Şirin çantasını ve şemsiyesini almak için hızla odasına giderken, Yankı masanın üzerindeki uzun havluyu alıp saçlarını ve ceketini kuruladı, daha sonra da eliyle Evren'in saçlarını karıştırıp ona havlu için teşekkür etti ve hâlini hatırını sordu.
Yaklaşık on beş dakika sonra üzerinde az öncekinden farklı bir kıyafetle salona gelen Şirin, üstü başı iyiden iyiye kurumuş olan Yankı ile dışarı çıktı. Geçen seferden farklı olarak bu sefer dört bir yanı kapalı olan bir kafeye geldiler. Onlara göre yağan yağmurdan dolayı burası daha iyi bir seçenekti.
Birkaç masa hariç tıklım tıklım dolu olan dükkanın içinde, ortalarda bir yere gelen Yankı, Şirin'e "Burası nasıl?" diye sordu.
Yüzüne kocaman bir gülümseme yerleştiren Şirin, masaya baktı ve Yankı'ya öyle cevap verdi: "Çok güzel."
Yankı, Şirin'in oturabilmesi için sandalyesini ondan önce çekti ve onu buyur etti, sonra onun karşısına geçip kendisi oturdu. İçindeki merakı bastıramayan Şirin ise daha fazla sabredemediği için Yankı'ya hızla sorusunu sordu.
"O zaman soruları sormaya başlıyorum. Çok akrabanız olmadığını bildiğim için onların arasından en az görüştüğünüz... Dur bu olmadı. Hiç görüşmediğiniz ailenin soyadı ne, bana söyleyebilir misin?"
Bu ne biçim soru böyle dermiş gibi suratını ekşiten Yankı, ufak bir düşünce akışının ardından "Ortaokul zamanlarımda abimin dolabını karıştırmıştım.
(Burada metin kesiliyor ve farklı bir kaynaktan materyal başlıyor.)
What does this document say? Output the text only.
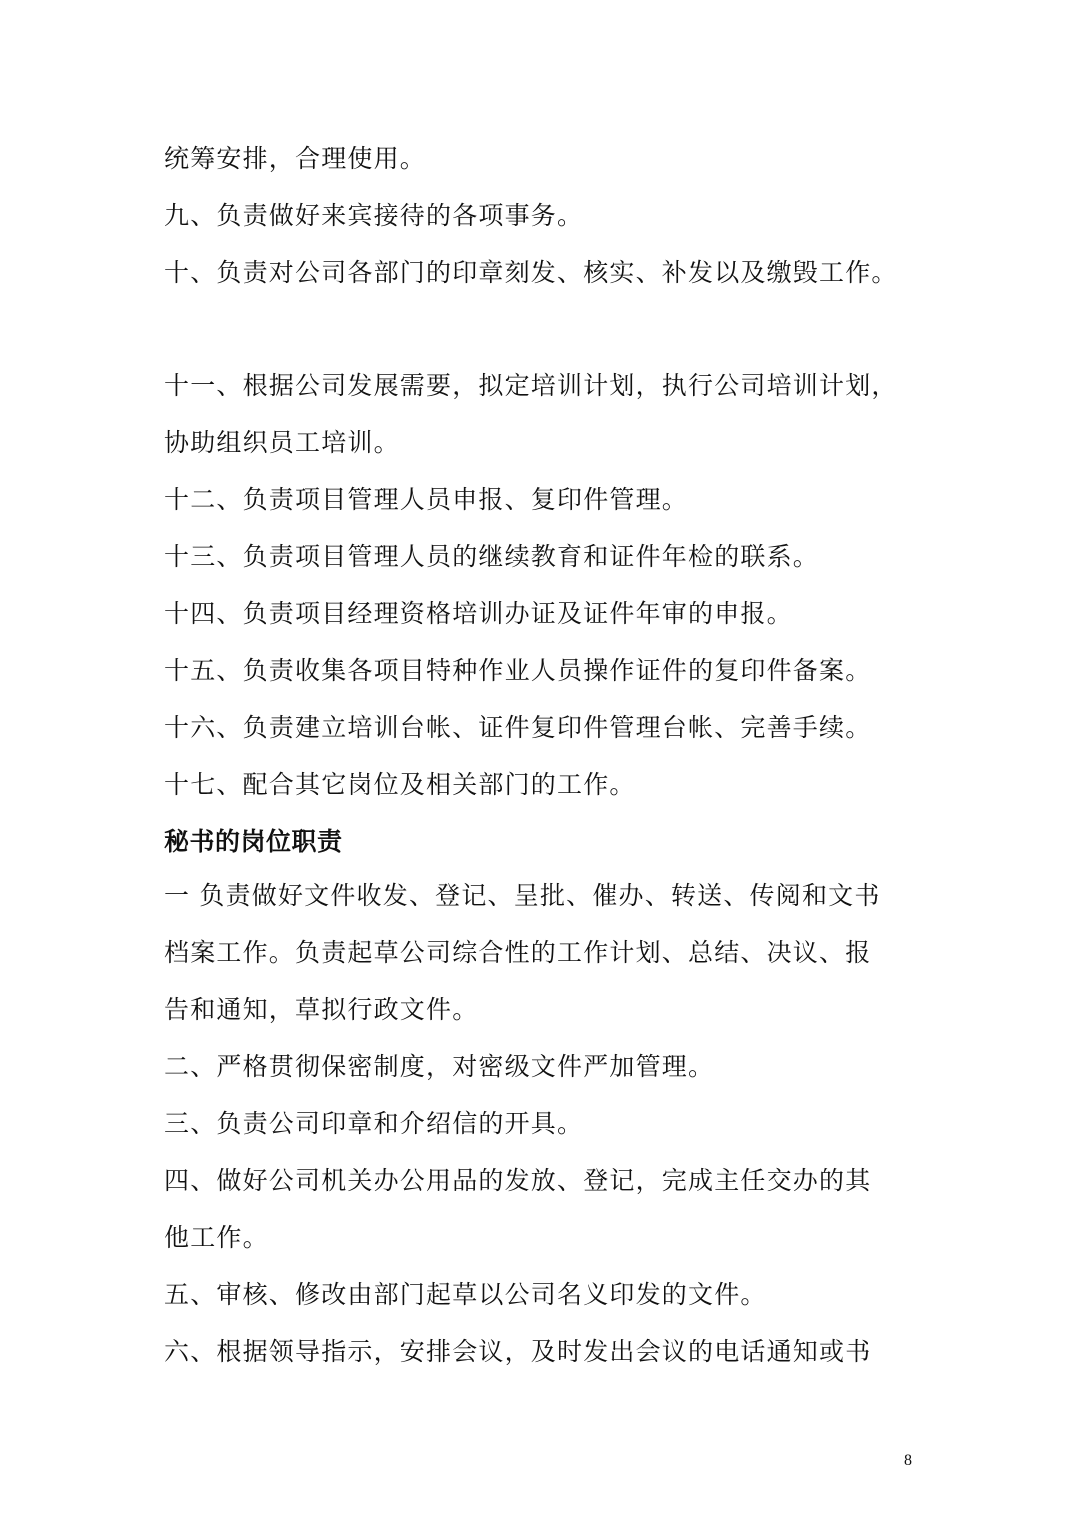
统筹安排，合理使用。
九、负责做好来宾接待的各项事务。
十、负责对公司各部门的印章刻发、核实、补发以及缴毁工作。
十一、根据公司发展需要，拟定培训计划，执行公司培训计划，
协助组织员工培训。
十二、负责项目管理人员申报、复印件管理。
十三、负责项目管理人员的继续教育和证件年检的联系。
十四、负责项目经理资格培训办证及证件年审的申报。
十五、负责收集各项目特种作业人员操作证件的复印件备案。
十六、负责建立培训台帐、证件复印件管理台帐、完善手续。
十七、配合其它岗位及相关部门的工作。
秘书的岗位职责
一 负责做好文件收发、登记、呈批、催办、转送、传阅和文书
档案工作。负责起草公司综合性的工作计划、总结、决议、报
告和通知，草拟行政文件。
二、严格贯彻保密制度，对密级文件严加管理。
三、负责公司印章和介绍信的开具。
四、做好公司机关办公用品的发放、登记，完成主任交办的其
他工作。
五、审核、修改由部门起草以公司名义印发的文件。
六、根据领导指示，安排会议，及时发出会议的电话通知或书
8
Oradaki eski defterlerin birinde aileden olan insanların adı soyadı yazılıydı. Yalnız farklı soyadına sahip olan birisi vardı, neydi... Baharlı bir şeydi... Bir dakika... Bahar, Bahar, Bahar. Heh, hatırladım. Bahar. Bahar SONBAHAR... İlgi çekici diye aklımda kalmış sanırım... Ayrıca bu isim ve soyadına sahip birisiyle görüşmüyoruz. O zaman ilginç gelmişti ama üstelememiştim..." Yankı elini yumruk yapıp burnunun altına yerleştirdi ve "Bu soruyu niye sordun ki?" diye Şirin'in sorusunu yanıtladı.
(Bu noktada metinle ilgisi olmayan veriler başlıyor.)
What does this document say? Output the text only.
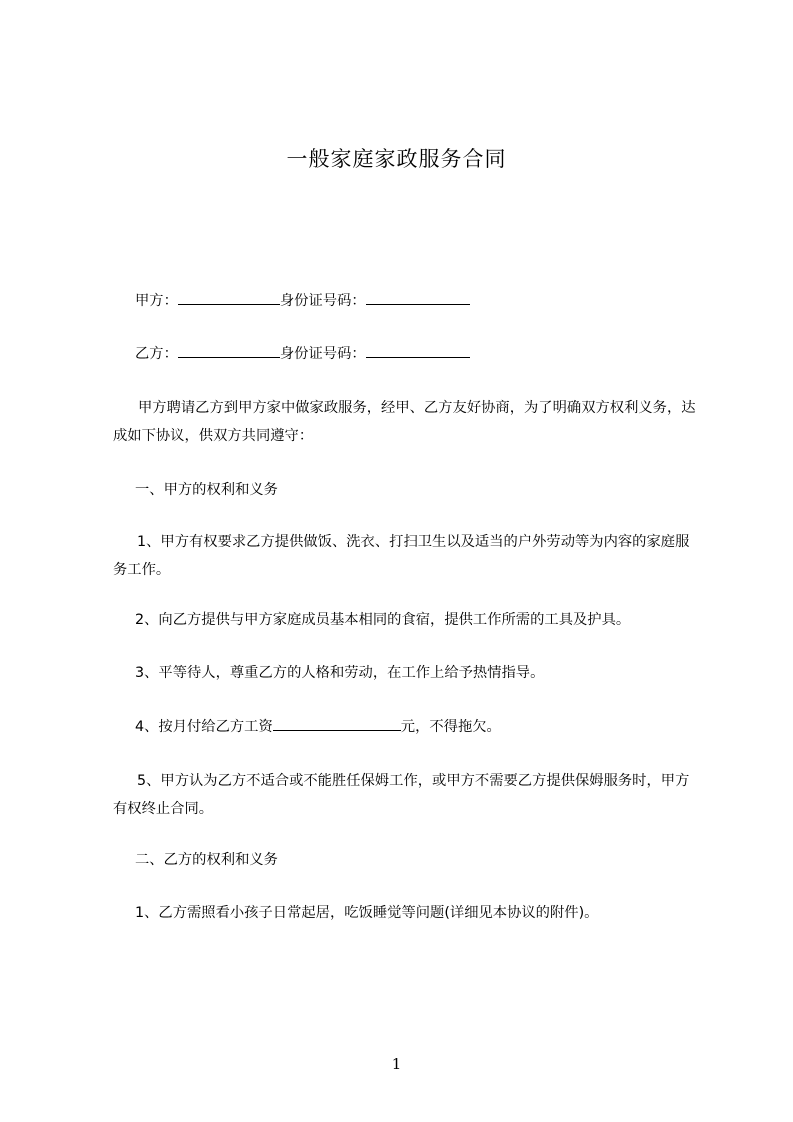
一般家庭家政服务合同

甲方：	身份证号码：

乙方：	身份证号码：

甲方聘请乙方到甲方家中做家政服务，经甲、乙方友好协商，为了明确双方权利义务，达成如下协议，供双方共同遵守：

一、甲方的权利和义务

1、甲方有权要求乙方提供做饭、洗衣、打扫卫生以及适当的户外劳动等为内容的家庭服务工作。

2、向乙方提供与甲方家庭成员基本相同的食宿，提供工作所需的工具及护具。

3、平等待人，尊重乙方的人格和劳动，在工作上给予热情指导。

4、按月付给乙方工资	元，不得拖欠。

5、甲方认为乙方不适合或不能胜任保姆工作，或甲方不需要乙方提供保姆服务时，甲方有权终止合同。

二、乙方的权利和义务

1、乙方需照看小孩子日常起居，吃饭睡觉等问题(详细见本协议的附件)。

1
Şirin kendinden çok emin bir şekilde "Buldum." diye cevap verdi.
"Neyi buldun?"
Ciddi bir tavır takınan Şirin çokbilmiş bir ses tonuyla cevap verdi. "Belki de sen onların çocuğu olduğun için ailen onlarla görüşmüyordur..."
Eli istemsizce masaya düşen Yankı, dudakları birbirine sıkıca kenetlenmiş ve gözleri kocaman açılmış bir ifadeyle Şirin'e baktı.